Franklin D. Roosevelt

Message to Congress on Pure Foods and Drugs.

March 22, 1935

To the Congress:

Every enterprise in the United States should be able to adhere to the simple principle of honesty without fear of penalty on that account. Honesty ought to be the best policy not only for one individual, or one enterprise, but for every individual and every enterprise in the Nation. In one field of endeavor there is an obvious means to this end which has been too long neglected: the setting up and careful enforcement of standards of identity and quality for the food we eat and the drugs we use, together with the strict exclusion from our markets of harmful or adulterated products.

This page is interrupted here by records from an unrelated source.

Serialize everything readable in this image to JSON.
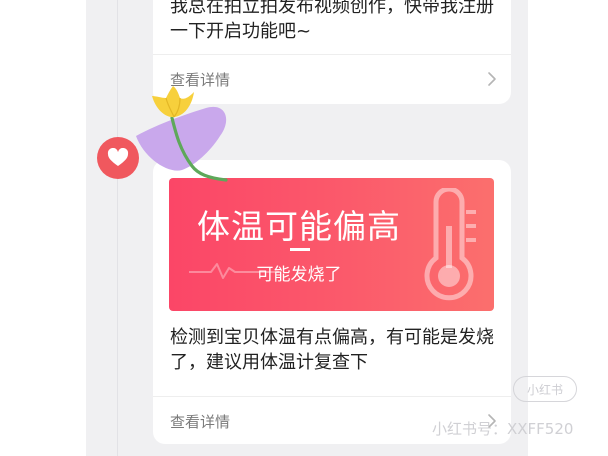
{
  "feed": {
    "cards": [
      {
        "text": "我总在拍立拍发布视频创作，快带我注册一下开启功能吧~",
        "detail_label": "查看详情"
      },
      {
        "banner": {
          "title": "体温可能偏高",
          "subtitle": "可能发烧了"
        },
        "text": "检测到宝贝体温有点偏高，有可能是发烧了，建议用体温计复查下",
        "detail_label": "查看详情"
      }
    ]
  },
  "watermark": {
    "logo": "小红书",
    "id": "小红书号：XXFF520"
  },
  "icons": {
    "heart": "heart-icon",
    "flower": "tulip-flower-sticker",
    "thermometer": "thermometer-icon",
    "chevron": "chevron-right-icon",
    "heartbeat": "heartbeat-line-icon"
  },
  "colors": {
    "banner_start": "#fb4667",
    "banner_end": "#fb6f6d",
    "heart_badge": "#f0585e",
    "feed_background": "#f0f0f2"
  }
}
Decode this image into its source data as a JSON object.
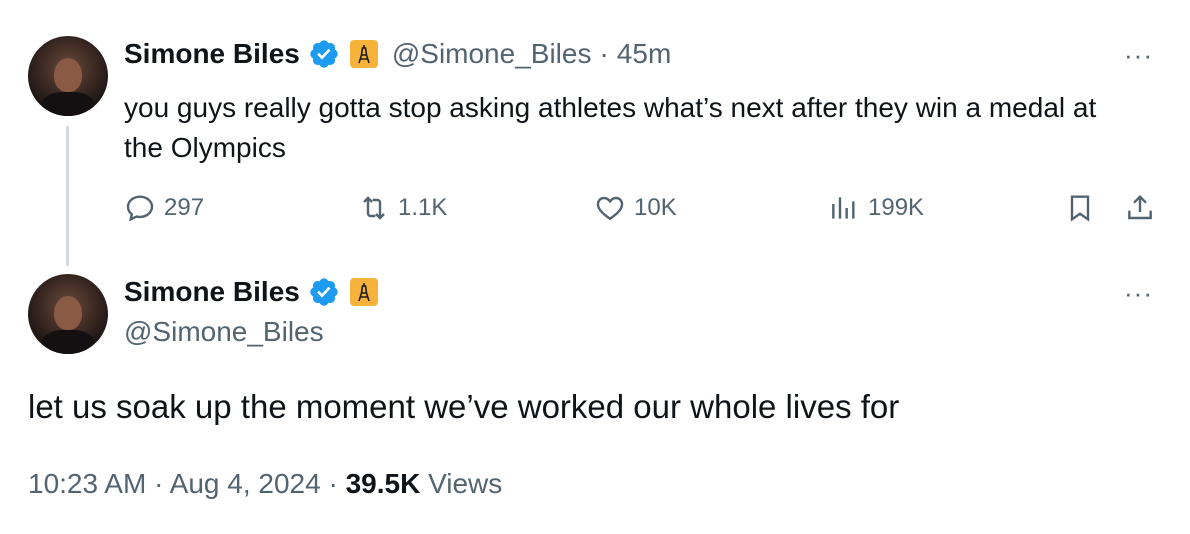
{
  "reply_tweet": {
    "author_name": "Simone Biles",
    "handle": "@Simone_Biles",
    "separator": "·",
    "time_ago": "45m",
    "text": "you guys really gotta stop asking athletes what’s next after they win a medal at the Olympics",
    "more_label": "···",
    "stats": {
      "replies": "297",
      "reposts": "1.1K",
      "likes": "10K",
      "views": "199K"
    },
    "icons": [
      "reply-icon",
      "repost-icon",
      "like-icon",
      "views-icon",
      "bookmark-icon",
      "share-icon"
    ]
  },
  "main_tweet": {
    "author_name": "Simone Biles",
    "handle": "@Simone_Biles",
    "more_label": "···",
    "text": "let us soak up the moment we’ve worked our whole lives for",
    "time": "10:23 AM",
    "separator": "·",
    "date": "Aug 4, 2024",
    "views_count": "39.5K",
    "views_label": "Views"
  },
  "colors": {
    "verified": "#1d9bf0",
    "flag_bg": "#f6b23b",
    "secondary_text": "#536471",
    "thread_line": "#cfd9de"
  }
}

The honor of the producers in a country ought to be the invariable ingredient of the products produced in it. The various qualities of goods require a kind of discrimination which is not at the command of consumers. They are likely to confuse outward appearance with inward integrity. In such a situation as has grown up through our rising level of living and our multiplication of goods, consumers are prevented from choosing intelligently and producers are handicapped in any attempt to maintain higher standards. Only the scientific and disinterested activity of Government can protect this honor of our producers and provide the possibility of discriminating choice to our consumers.

These principles have long been those on which we have founded public policy. But we have fallen behind in their practical application. No comprehensive attempt at reform in the regulation of commerce in food and drugs has been made since 1906. I need not point out to you how much has happened since that time in the invention of new things and their general adoption, as well as in the increase of advertising appeals. Because of these changes loopholes have appeared in the old law which have made abuses easy.

It is time to make practical improvements. A measure is needed which will extend to advertising also the controls formerly applicable only to labels; which will extend protection to the trade in cosmetics; which will provide for a cooperative method of setting standards and for a system of inspection and enforcement to reassure consumers grown hesitant and doubtful; and which will provide for a necessary flexibility in administration as products and conditions change.

I understand this subject has been studied and discussed for the last two years and that full information is in the possession of the Congress.

No honest enterpriser need fear that because of the passage of such a measure he will be unfairly treated. He would be asked to do no more than he now holds himself out to do. It would merely make certain that those who are less scrupulous than I know most of our producers to be, cannot force their more honest competitors into dishonorable ways.

The great majority of those engaged in the trade in food and drugs do not need regulation. They observe the spirit as well as the letter of existing law. Present legislation ought to be directed primarily toward a small minority of evaders and chiselers. At the same time even-handed regulation will not only outlaw the bad practices of the few but will also protect the many from unscrupulous competition. It will, besides, provide a bulwark of consumer confidence throughout the business world.

It is my hope that such legislation may be enacted at this session of the Congress.